Two provinces moving on follow-up care for MS liberation therapy
KAREN HOWLETT, The Globe and Mail. March 1st, 2011.
Two provinces are leading the push for national guidelines to end the ambiguity around follow-up care for Canadians with multiple sclerosis who travel outside the country for a controversial new medical procedure.
In Alberta, the College of Physicians and Surgeons plans to publish in the next few days guidelines on monitoring patients for complications from the procedure known as liberation therapy.
And in Ontario, the McGuinty government is setting up a panel of medical experts to establish standards of care for patients who travel as far as South America and Europe in search of relief from the nerve-wasting disease.
Medical experts and advocates for MS patients say they expect the standards Ontario is developing to be adopted across the country. Canada currently has no national guidelines on how to monitor patients who have had the liberation treatment in other countries, because the procedure is not approved here and it has yet to undergo rigorous clinical trials.

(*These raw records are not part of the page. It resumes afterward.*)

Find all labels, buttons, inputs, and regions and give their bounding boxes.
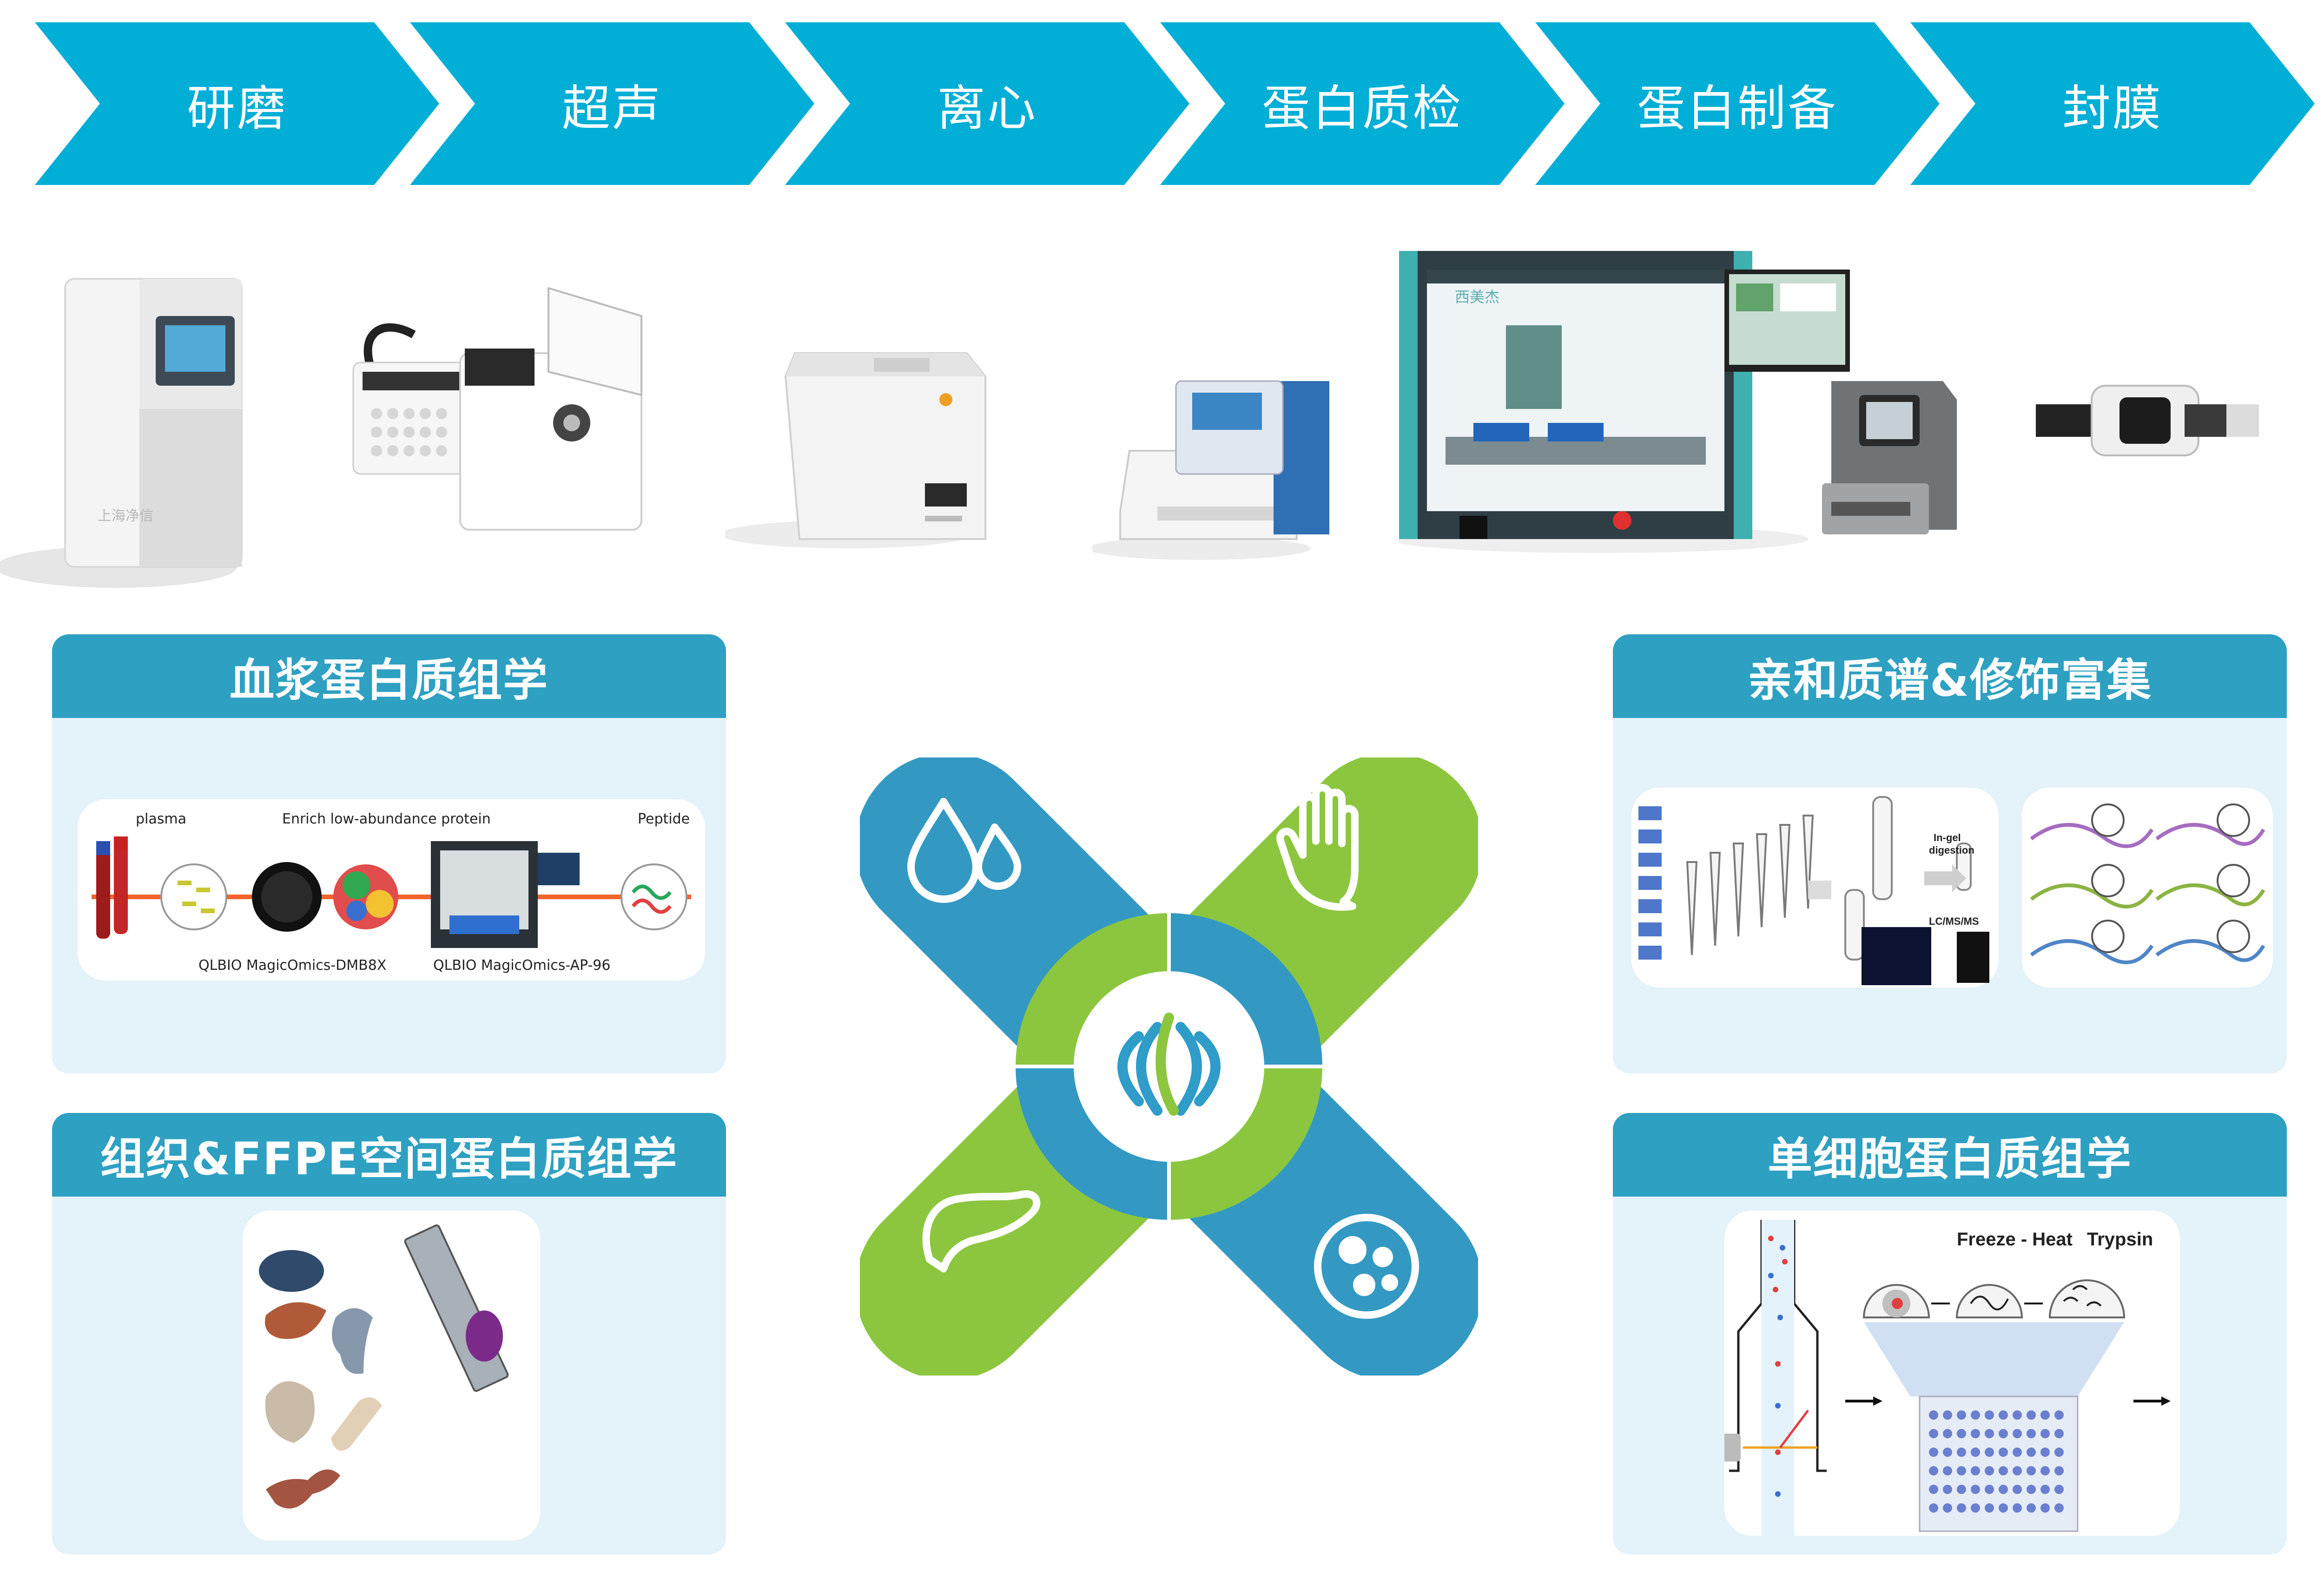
- liver-icon: [922, 1190, 1041, 1272]
- logo-icon: [1117, 1013, 1221, 1116]
- ultrasound-instrument-image: [325, 279, 660, 541]
- bone-icon: [332, 1308, 373, 1374]
- step-label: 离心: [937, 79, 1037, 137]
- step-label: 蛋白制备: [1637, 79, 1838, 137]
- peptide-label: Peptide: [638, 811, 690, 827]
- grinder-instrument-image: 上海净信: [0, 270, 270, 597]
- tissue-ffpe-card: 组织&FFPE空间蛋白质组学: [52, 1113, 726, 1554]
- in-gel-label: In-gel: [1934, 832, 1961, 843]
- enrich-label: Enrich low-abundance protein: [282, 811, 491, 827]
- modification-graphic: [2030, 803, 2265, 964]
- drops-icon: [907, 798, 1021, 903]
- hand-icon: [1276, 784, 1359, 911]
- workflow-step-ultrasound: 超声: [410, 22, 814, 185]
- brain-icon: [259, 1250, 324, 1292]
- plasma-label: plasma: [136, 811, 186, 827]
- centrifuge-instrument-image: [720, 335, 1004, 560]
- digestion-label: digestion: [1929, 844, 1974, 856]
- card-title: 血浆蛋白质组学: [52, 634, 726, 718]
- cell-icon: [266, 1469, 340, 1509]
- lcms-label: LC/MS/MS: [1929, 915, 1979, 927]
- svg-text:上海净信: 上海净信: [98, 508, 153, 524]
- dmb-instrument-label: QLBIO MagicOmics-DMB8X: [198, 957, 387, 974]
- muscle-icon: [331, 1397, 382, 1451]
- slide-icon: [404, 1224, 509, 1392]
- tissue-graphic: [259, 1224, 509, 1509]
- affinity-workflow-graphic: [1638, 796, 1989, 985]
- step-label: 蛋白质检: [1261, 79, 1463, 137]
- plasma-workflow-panel: plasma Enrich low-abundance protein Pept…: [78, 799, 705, 981]
- center-x-graphic: [855, 753, 1483, 1380]
- workflow-step-grinding: 研磨: [35, 22, 439, 185]
- card-title: 单细胞蛋白质组学: [1613, 1113, 2287, 1197]
- modification-panel: [2022, 788, 2273, 987]
- workflow-step-protein-prep: 蛋白制备: [1535, 22, 1940, 185]
- small-instrument-image: [1803, 362, 1971, 560]
- single-cell-card: 单细胞蛋白质组学: [1613, 1113, 2287, 1554]
- svg-text:西美杰: 西美杰: [1455, 288, 1499, 306]
- plasma-proteomics-card: 血浆蛋白质组学 plasma Enrich low-abundance prot…: [52, 634, 726, 1073]
- single-cell-panel: Freeze - Heat Trypsin: [1724, 1211, 2180, 1536]
- freeze-heat-label: Freeze - Heat: [1957, 1229, 2073, 1250]
- liver-icon: [265, 1302, 326, 1339]
- card-title: 亲和质谱&修饰富集: [1613, 634, 2287, 718]
- sealing-film-image: [2022, 372, 2273, 476]
- trypsin-label: Trypsin: [2087, 1229, 2153, 1250]
- plate-reader-instrument-image: [1088, 372, 1334, 569]
- workflow-step-centrifuge: 离心: [785, 22, 1189, 185]
- step-label: 超声: [561, 79, 662, 137]
- plasma-workflow-graphic: [92, 836, 691, 948]
- single-cell-graphic: [1724, 1220, 2171, 1536]
- cells-icon: [1314, 1214, 1419, 1319]
- heart-icon: [265, 1381, 315, 1443]
- affinity-ms-card: 亲和质谱&修饰富集 In-gel digestion LC/MS/MS: [1613, 634, 2287, 1073]
- step-label: 封膜: [2062, 79, 2163, 137]
- tissue-panel: [243, 1211, 540, 1540]
- ap-instrument-label: QLBIO MagicOmics-AP-96: [433, 957, 611, 974]
- liquid-handler-instrument-image: 西美杰: [1390, 232, 1855, 560]
- step-label: 研磨: [186, 79, 287, 137]
- workflow-step-protein-qc: 蛋白质检: [1160, 22, 1565, 185]
- affinity-workflow-panel: In-gel digestion LC/MS/MS: [1631, 788, 1999, 987]
- card-title: 组织&FFPE空间蛋白质组学: [52, 1113, 726, 1197]
- workflow-step-sealing: 封膜: [1910, 22, 2315, 185]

Ever since it was introduced about a year ago, liberation therapy has divided doctors and their patients. The treatment is highly contentious because it disputes the long-held view that MS is an autoimmune disease. Dr. Zamboni believes MS patients have damage in blood vessels in their necks caused by too much iron. He has developed a procedure to clear the blockage, which involves opening veins in the neck and spinal cord. He believes this procedure combats symptoms of MS, which can cause loss of balance, impaired speech, extreme fatigue and paralysis.
In Alberta, the guidelines will tell doctors what to do if patients are on blood thinners – a common remedy to help prevent clotting – and what imaging studies they should do to monitor any blockages in the stent, said Trevor Theman, registrar at the College of Physicians.
The Ontario government is also calling on Ottawa to create a national database of MS patients that would contain information on symptoms and what treatments are most effective. The data base would be a useful research tool for both patients and doctors, Mr. Savoie said.
But the province is stopping short of funding a study of the liberation therapy treatment.